[You can read this on the BBC News website – sorry it’s late being posted here. But one day I’ll be late too..]
While Google is as secretive about its internal processes and systems as Apple is about product development, every now and then senior people post articles on the official Google blog and offer their thoughts on the development of the web.
In the latest posting two Google engineers, Alfred Spector and Franz Och, look at how search strategies will benefit from the faster computers, greater volumes of data and better algorithms we are likely to see in the next decade, speculating that “we could train our systems to discern not only the characters or place names in a YouTube video or a book, for example, but also to recognise the plot or the symbolism.”
Instead of just analysing hypertext links, they say, the systems would observe, record and learn from all sorts of behaviour and interpret “objects, nuances, intentions, meanings, and other deep conceptual information.”
They foresee better search and seamless translation between languages, which will benefit Google. It will also, Spector and Och are keen to point out, help the rest of us too by improving the quality of scientific research and analysis of large data sets.
Conceptual search sounds particularly appealing at the moment as I am spending almost every waking moment working on the Cambridge Film Festival, where I am a trustee.
Being able to find “Polish films about an ice skater with a body double and a sad ending” with a single search would be a real boon (and yes, it’s a real question), even if the price is letting Google rifle through every bit of digitised data for all eternity.
While I am not as sanguine as Google’s engineers about the prospects of solving many of the fundamental problems that have faced the artificial intelligence community for almost half a century simply by throwing faster hardware and bigger disks at them, the blog post reveals something of the unbounded optimism that Google still possesses.
Give us enough data, they seem to be saying, and we will show you your deepest desires and make them real. Google does not ask for belief in an unseen deity or faith in the supernatural, but it does want to be trusted like a priest, or a parent.
Google and other search engines have developed vast data stores that can keep track of the contents of a significant part of the whole web and store most of the transaction data too. Each year the Google Zeitgeist shows how search trends change, because they can look at every query we make and analyse what web search expert and blogger John Battelle calls “the database of intentions”.
They also keep this data for a long time, sometimes in anonymised form but still there, and as we saw when AOL released what they thought was anonymous data on people’s searches, it is easier than it looks to link a person to a pattern of behaviour.
It will get a lot easier if there is some form of ‘intelligent’ or concept-based search, too. ‘Find me someone who likes Derek Jarman films, lives in Cambridge and shows an obsessive interest in Google’, would probably nail me, I suspect.
The acquisition and analysis of data is a continuing project, but this has significant implications in a changing world populated by mortal humans, because Google won’t lose interest in me when I’m dead.
At the recent dConstruct conference in Brighton author Steven Johnson talked about his book The Ghost Map, an exploration of the way that John Snow and Henry Whitehead discovered the source of the 1854 cholera outbreak in London and prompted the building of modern sewerage systems.
The breakthrough came when Snow plotted the deaths from cholera on a map of the area and drew a line around the homes that took water from the pump on Broad Street and the correlation became obvious.
In his talk Johnson joked that the people shown on the map were a ‘social network of dead people’ and that he should have called his book The Wisdom of Dead Crowds in homage to James Surowiecki.
The people on Snow’s maps were just dots, but today’s social networks have far richer portraits of the dead who populate them.
My friend Anne was slightly freaked out when she got a note on Facebook to tell her that the online status of a friend who had died recently had been updated. It turned out that her friend’s brother has taken over the profile as an online memorial.
Last.fm and Apple know what music I listen to, Facebook knows who my friends are, Dopplr knows where I’m going and Brightkite knows where I am. And of course Twitter knows what I’m thinking.
At the same time I am leaving a mark with every link I have made from my blog to someone else’s writing and every time I have clicked on one item from a page of search results to find a video or book or song, because it affects the rankings those pages get in other people’s search results.

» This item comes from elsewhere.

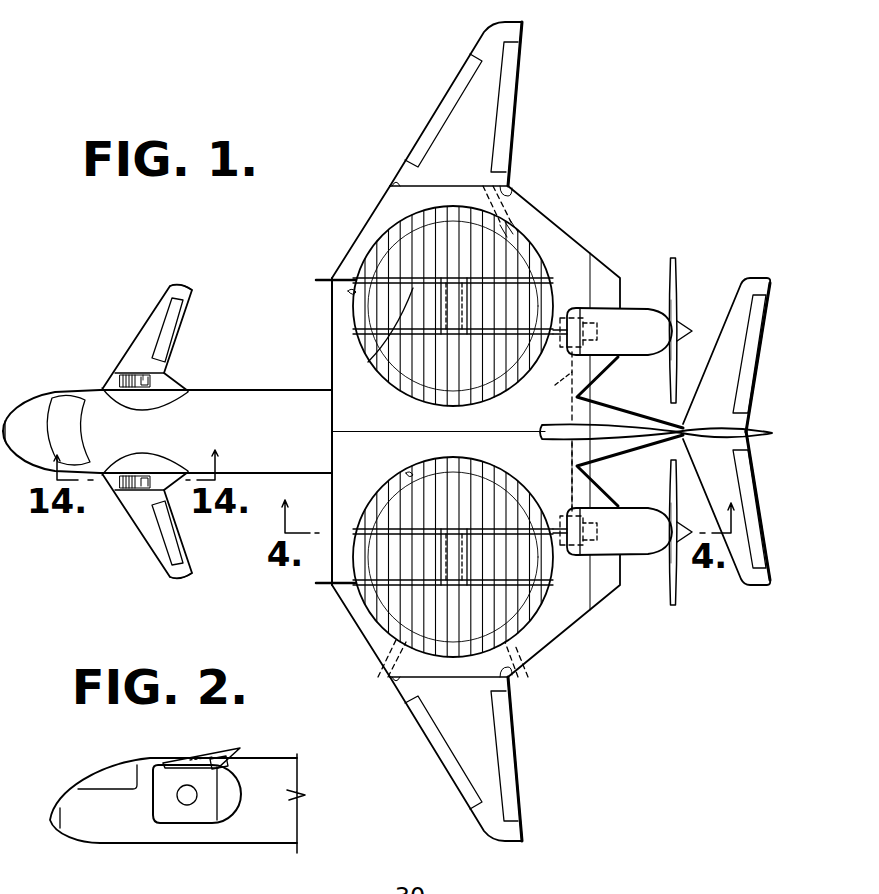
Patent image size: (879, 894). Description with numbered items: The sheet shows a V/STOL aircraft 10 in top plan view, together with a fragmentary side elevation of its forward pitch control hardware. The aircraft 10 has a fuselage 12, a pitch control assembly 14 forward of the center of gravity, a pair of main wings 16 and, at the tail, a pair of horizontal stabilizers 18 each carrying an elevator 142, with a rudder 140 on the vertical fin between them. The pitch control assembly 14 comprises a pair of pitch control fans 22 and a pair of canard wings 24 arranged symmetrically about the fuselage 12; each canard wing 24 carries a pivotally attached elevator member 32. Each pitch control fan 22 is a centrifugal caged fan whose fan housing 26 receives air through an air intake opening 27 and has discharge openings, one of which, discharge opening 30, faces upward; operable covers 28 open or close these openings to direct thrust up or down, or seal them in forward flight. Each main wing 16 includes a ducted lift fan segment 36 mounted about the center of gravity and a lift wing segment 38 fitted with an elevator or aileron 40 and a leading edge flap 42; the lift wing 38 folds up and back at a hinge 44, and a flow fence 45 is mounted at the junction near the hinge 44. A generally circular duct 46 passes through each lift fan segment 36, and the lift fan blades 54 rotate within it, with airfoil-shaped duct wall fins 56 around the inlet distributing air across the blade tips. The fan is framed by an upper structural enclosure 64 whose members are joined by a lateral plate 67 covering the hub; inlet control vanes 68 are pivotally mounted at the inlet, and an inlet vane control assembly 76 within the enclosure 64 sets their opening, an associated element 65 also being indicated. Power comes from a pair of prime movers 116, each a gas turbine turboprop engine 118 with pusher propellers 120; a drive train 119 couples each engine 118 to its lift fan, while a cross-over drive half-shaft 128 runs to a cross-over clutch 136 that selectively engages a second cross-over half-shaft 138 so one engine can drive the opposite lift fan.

Taken as a whole these stored interactions and connections carve out a Bill-shaped space on the network, and this space will only slowly fade away after I die.
If Google and the other search engines index it more fully, as they plan to do, then it could last a very long time and my ghost will haunt the network for many years.
Of course I won’t be alone. Not only my friends, but my ancestors will be joining me. We are rapidly reaching the point where information that is not digitised – and therefore searchable – simply stops being useful or used. Fortunately more and more old books, newspapers and other paper records are scanned and digitised and made available online.
Mormons believe that the dead can be baptised into their religion and that doing so removes an obstacle to their salvation. Perhaps the search engines can perform a similar service for reputations rather than souls.